In Wild Wives, author Charles Willeford presents us with yet another perverse protagonist. While in this novella, private detective Jake Blake may appear to be a fairly typical private detective noir character, as the story plays out, it becomes increasingly obvious that Blake is almost as strange as The Woman Chaser‘s protagonist, Richard Hudson. It’s amazing that Willeford wrote and published this in 1959.

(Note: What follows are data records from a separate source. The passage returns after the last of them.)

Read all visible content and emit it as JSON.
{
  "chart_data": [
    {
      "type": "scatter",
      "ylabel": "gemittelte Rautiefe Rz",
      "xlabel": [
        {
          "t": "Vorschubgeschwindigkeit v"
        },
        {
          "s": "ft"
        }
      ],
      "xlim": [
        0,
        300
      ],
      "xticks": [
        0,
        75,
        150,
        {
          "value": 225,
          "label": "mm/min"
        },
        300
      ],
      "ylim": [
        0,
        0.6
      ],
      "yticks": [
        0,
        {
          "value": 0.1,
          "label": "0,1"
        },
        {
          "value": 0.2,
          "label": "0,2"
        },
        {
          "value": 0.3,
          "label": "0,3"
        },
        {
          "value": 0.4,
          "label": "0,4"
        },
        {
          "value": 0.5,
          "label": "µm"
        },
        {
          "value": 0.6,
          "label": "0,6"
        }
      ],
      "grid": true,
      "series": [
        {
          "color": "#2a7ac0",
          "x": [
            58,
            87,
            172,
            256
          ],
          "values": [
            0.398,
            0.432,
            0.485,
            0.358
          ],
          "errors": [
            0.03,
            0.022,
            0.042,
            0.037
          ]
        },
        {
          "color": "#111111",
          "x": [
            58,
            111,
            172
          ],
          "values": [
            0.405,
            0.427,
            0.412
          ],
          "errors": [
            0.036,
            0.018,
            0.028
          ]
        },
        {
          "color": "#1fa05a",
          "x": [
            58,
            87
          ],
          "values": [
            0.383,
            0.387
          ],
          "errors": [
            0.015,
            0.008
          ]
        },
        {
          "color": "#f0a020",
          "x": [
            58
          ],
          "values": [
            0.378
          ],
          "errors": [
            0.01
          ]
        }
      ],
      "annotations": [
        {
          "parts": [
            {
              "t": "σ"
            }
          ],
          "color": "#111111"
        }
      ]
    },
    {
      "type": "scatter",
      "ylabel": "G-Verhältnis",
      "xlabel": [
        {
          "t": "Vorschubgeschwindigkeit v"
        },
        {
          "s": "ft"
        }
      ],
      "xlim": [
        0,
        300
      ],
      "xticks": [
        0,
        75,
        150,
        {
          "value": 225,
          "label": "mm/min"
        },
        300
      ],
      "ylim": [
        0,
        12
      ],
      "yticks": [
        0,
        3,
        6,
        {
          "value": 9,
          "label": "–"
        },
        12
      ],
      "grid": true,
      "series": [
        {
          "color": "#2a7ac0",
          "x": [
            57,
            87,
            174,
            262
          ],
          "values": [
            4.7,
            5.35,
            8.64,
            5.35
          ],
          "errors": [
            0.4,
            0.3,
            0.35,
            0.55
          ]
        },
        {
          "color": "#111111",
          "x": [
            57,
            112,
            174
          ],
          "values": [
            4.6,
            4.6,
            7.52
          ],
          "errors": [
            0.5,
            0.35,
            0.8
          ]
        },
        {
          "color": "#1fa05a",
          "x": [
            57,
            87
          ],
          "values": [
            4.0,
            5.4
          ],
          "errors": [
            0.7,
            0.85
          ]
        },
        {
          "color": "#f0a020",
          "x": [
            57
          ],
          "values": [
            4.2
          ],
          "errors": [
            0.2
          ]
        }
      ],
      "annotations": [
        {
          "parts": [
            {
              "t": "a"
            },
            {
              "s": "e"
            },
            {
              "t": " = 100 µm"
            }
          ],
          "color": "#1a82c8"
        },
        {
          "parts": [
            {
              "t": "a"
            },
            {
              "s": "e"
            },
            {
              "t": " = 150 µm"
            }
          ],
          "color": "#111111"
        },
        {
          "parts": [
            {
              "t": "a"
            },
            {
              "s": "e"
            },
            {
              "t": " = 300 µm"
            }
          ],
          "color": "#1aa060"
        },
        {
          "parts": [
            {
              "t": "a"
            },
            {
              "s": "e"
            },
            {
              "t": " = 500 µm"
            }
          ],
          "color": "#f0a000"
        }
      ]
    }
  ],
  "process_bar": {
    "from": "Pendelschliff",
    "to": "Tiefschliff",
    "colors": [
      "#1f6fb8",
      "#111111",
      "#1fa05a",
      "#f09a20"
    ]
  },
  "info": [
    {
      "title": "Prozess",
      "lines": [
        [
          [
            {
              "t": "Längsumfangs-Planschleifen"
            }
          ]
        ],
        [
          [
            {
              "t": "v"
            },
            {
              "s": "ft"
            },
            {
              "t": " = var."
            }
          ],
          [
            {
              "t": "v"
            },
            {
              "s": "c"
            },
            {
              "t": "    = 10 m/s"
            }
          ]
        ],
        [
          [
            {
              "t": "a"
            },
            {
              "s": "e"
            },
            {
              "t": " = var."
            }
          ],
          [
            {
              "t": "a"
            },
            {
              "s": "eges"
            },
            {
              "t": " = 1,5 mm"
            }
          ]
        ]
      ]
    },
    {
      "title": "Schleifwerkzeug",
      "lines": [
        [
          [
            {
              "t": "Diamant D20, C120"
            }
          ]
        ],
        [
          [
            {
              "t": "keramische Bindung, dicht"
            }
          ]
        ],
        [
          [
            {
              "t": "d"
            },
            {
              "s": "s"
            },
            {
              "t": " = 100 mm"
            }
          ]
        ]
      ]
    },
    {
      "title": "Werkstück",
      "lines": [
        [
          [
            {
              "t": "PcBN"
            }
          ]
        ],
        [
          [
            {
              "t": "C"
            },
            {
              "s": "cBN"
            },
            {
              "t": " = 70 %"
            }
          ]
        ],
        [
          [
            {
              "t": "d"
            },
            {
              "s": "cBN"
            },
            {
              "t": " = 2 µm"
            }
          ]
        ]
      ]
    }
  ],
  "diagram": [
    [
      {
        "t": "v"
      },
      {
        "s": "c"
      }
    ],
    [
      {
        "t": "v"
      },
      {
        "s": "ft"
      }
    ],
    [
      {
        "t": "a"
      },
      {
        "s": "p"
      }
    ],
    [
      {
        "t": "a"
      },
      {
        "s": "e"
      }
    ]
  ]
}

When the story begins, Jake Blake is sitting in his dingy office located in the “mezzanine of the King Edward Hotel” in San Francisco listening to the rain outside. While he acknowledges that this is a terrible location for the office of a private detective, he admits that he “hung onto it” because he also lives in the hotel and because it was “cheap.” There is no work, and Blake is already in hot water with the hotel management over his bills, but Blake isn’t particularly perturbed. That afternoon, two women come into the office separately, and his life is never the same.

His first visitor is an annoying, precocious teenager who insists that she has the talent and wit to become Blake’s undercover operative, and while Blake momentarily contemplates giving the girl a spanking, he opts instead to send her on a wild goose chase. The second visitor is Florence Weintraub, a young woman with eyes like “freshly washed blackberries” who hires Blake to shake off two burly henchmen she claims are ordered to follow her by her overly protective father. As it turns out, Florence is lying. Her husband, the much older, and very wealthy Mr. Weintraub, employs the men to follow his rather wild wife around San Francisco. “She wasn’t the type who is hard-to-get; she was anxious-to-get.”

There are many fascinating aspects to this noir novel. The private detective who is hoodwinked by a beautiful woman is a popular archetype in noir fiction, but they usually have some principles to cling to when the web of deceit, corruption and intrigue descends. This is not the case with Willeford’s protagonist. From the start, it’s obvious that Jake Blake is perverse and amoral. There’s no gutter nobility here–forget Humphrey Bogart’s Philip Marlowe–Blake is as self-serving and opportunistic as they come. Blake descends into a tawdry affair with Florence that begins with a steamy encounter in the Knockout Club and continues through a wild ride to Las Vegas.

As Blake and Florence team up out of sheer necessity, it becomes clear that Florence is deranged and psychotic. But what about Blake? Is he any better? As the story unfolds, hints begin to appear that give shape to Blake’s perverse nature. Amoral, cold, and perverse, he’s more than a match for femme fatale Florence.

This is not as developed a story as The Woman Chaser. Some plot elements are sketchy (the art dealer, for example). But for those who want something a little different, this is an antidote for all those novels with gooey happy endings.